4. Diskusi dengan Orang Lain - Berdiskusi dengan orang lain dapat membuka wawasan kita tentang sejarah. Dengarkan pendapat orang lain, bahkan jika Anda tidak setuju dengan mereka.
Contohnya, ikuti forum diskusi sejarah online atau bergabung dengan komunitas pecinta sejarah.
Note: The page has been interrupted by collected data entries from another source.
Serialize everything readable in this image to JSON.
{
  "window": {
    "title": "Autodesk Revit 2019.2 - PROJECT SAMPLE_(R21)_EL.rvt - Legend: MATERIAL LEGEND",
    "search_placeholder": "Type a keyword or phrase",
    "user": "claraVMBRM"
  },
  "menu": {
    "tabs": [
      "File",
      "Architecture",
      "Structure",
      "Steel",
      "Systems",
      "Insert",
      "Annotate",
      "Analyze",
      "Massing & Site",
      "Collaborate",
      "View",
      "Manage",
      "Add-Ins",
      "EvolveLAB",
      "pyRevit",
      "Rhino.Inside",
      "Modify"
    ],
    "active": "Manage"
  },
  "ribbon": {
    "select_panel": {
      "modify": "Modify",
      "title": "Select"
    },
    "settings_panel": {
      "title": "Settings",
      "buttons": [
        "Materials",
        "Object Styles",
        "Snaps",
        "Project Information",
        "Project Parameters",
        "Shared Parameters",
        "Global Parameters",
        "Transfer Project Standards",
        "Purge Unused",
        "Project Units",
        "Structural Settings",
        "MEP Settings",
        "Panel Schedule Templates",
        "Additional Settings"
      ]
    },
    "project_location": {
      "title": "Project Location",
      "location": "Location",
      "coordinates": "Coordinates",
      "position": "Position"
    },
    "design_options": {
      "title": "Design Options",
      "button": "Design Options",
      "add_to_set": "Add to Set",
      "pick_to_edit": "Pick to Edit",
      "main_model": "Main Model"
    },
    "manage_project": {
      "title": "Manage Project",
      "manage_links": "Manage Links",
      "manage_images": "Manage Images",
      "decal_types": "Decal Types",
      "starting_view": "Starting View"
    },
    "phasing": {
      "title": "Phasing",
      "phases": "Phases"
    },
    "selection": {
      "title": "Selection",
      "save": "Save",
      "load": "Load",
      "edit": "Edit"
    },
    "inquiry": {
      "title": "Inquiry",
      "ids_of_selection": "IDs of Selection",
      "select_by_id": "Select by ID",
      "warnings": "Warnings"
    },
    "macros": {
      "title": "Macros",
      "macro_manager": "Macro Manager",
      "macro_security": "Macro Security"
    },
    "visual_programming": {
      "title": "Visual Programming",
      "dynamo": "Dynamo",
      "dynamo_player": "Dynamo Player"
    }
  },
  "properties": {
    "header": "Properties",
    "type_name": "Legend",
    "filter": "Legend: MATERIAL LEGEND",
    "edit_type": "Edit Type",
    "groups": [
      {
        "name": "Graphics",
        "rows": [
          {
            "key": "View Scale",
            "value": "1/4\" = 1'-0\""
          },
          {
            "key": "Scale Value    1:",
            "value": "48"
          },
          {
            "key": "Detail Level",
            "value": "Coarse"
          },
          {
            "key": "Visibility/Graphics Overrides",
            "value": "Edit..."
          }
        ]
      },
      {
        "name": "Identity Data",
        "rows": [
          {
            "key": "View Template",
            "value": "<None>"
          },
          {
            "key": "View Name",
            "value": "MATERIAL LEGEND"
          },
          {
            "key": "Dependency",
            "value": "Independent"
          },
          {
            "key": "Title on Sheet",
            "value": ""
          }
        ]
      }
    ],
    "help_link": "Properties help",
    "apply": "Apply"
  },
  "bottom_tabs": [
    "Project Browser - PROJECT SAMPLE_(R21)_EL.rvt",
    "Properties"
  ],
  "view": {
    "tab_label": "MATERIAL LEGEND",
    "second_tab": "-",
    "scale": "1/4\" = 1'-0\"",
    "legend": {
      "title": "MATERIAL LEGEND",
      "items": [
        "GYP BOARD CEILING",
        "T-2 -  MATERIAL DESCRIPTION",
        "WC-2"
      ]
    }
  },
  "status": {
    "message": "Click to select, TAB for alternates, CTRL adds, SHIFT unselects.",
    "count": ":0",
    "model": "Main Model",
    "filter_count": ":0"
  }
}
Di sana, Anda bisa bertukar pikiran dengan orang-orang yang memiliki minat yang sama.
5. Kunjungi Museum dan Situs Bersejarah - Mengunjungi museum dan situs bersejarah dapat membantu kita merasakan langsung atmosfer masa lalu.
Contohnya, kunjungi Museum Nasional di Jakarta atau Benteng Vredeburg di Yogyakarta. Di sana, Anda bisa melihat artefak-artefak sejarah dan mempelajari kisah-kisah di baliknya.
6. Jangan Terjebak dalam Romantisme Masa Lalu - Sejarah tidak selalu indah. Ada juga sisi gelap dan menyakitkan yang perlu kita akui. Jangan terpaku pada romantisme masa lalu, tetapi belajarlah dari kesalahan-kesalahan yang pernah terjadi.
Contohnya, jangan hanya mengagungkan kejayaan kerajaan-kerajaan Nusantara. Ingat juga bahwa ada perbudakan dan penindasan yang terjadi pada masa itu.
Mengapa Ibu Fatimah khawatir tentang penulisan ulang sejarah ini?
Menurut Dr. Asvi Warman Adam, sejarawan dari LIPI, kekhawatiran Ibu Fatimah wajar karena penulisan ulang sejarah berpotensi menjadi alat propaganda jika tidak dilakukan secara hati-hati dan transparan. Sejarah harus ditulis berdasarkan fakta dan bukti yang akurat, bukan berdasarkan kepentingan politik sesaat.
Apa pendapat Bapak Budi mengenai pentingnya perspektif alternatif dalam sejarah?
Prof. Taufik Abdullah, seorang sosiolog dan sejarawan terkemuka, berpendapat bahwa perspektif alternatif sangat penting dalam sejarah. Sejarah tidak pernah tunggal. Ada banyak versi dan interpretasi yang berbeda. Dengan mempertimbangkan perspektif alternatif, kita bisa mendapatkan pemahaman yang lebih komprehensif tentang masa lalu.
Bagaimana pandangan Mbak Siti tentang peran negara dalam penulisan sejarah?
Menurut Bonnie Triyana, seorang kurator dan sejarawan, negara memang memiliki peran dalam penulisan sejarah, tetapi peran tersebut harus dibatasi pada penyediaan sumber daya dan fasilitas. Negara tidak boleh mendikte narasi sejarah. Sejarah harus ditulis oleh sejarawan yang independen dan objektif.
Apa saran Mas Joko agar kita tidak terjebak dalam bias sejarah?
Ahmad Mansur Suryanegara, seorang penulis buku-buku sejarah, menyarankan agar kita selalu kritis terhadap informasi sejarah yang kita terima. Jangan mudah percaya pada satu sumber saja. Bandingkan informasi dari berbagai sumber dan selalu tanyakan pada diri sendiri: Siapa yang menulis sejarah ini? Apa kepentingan mereka?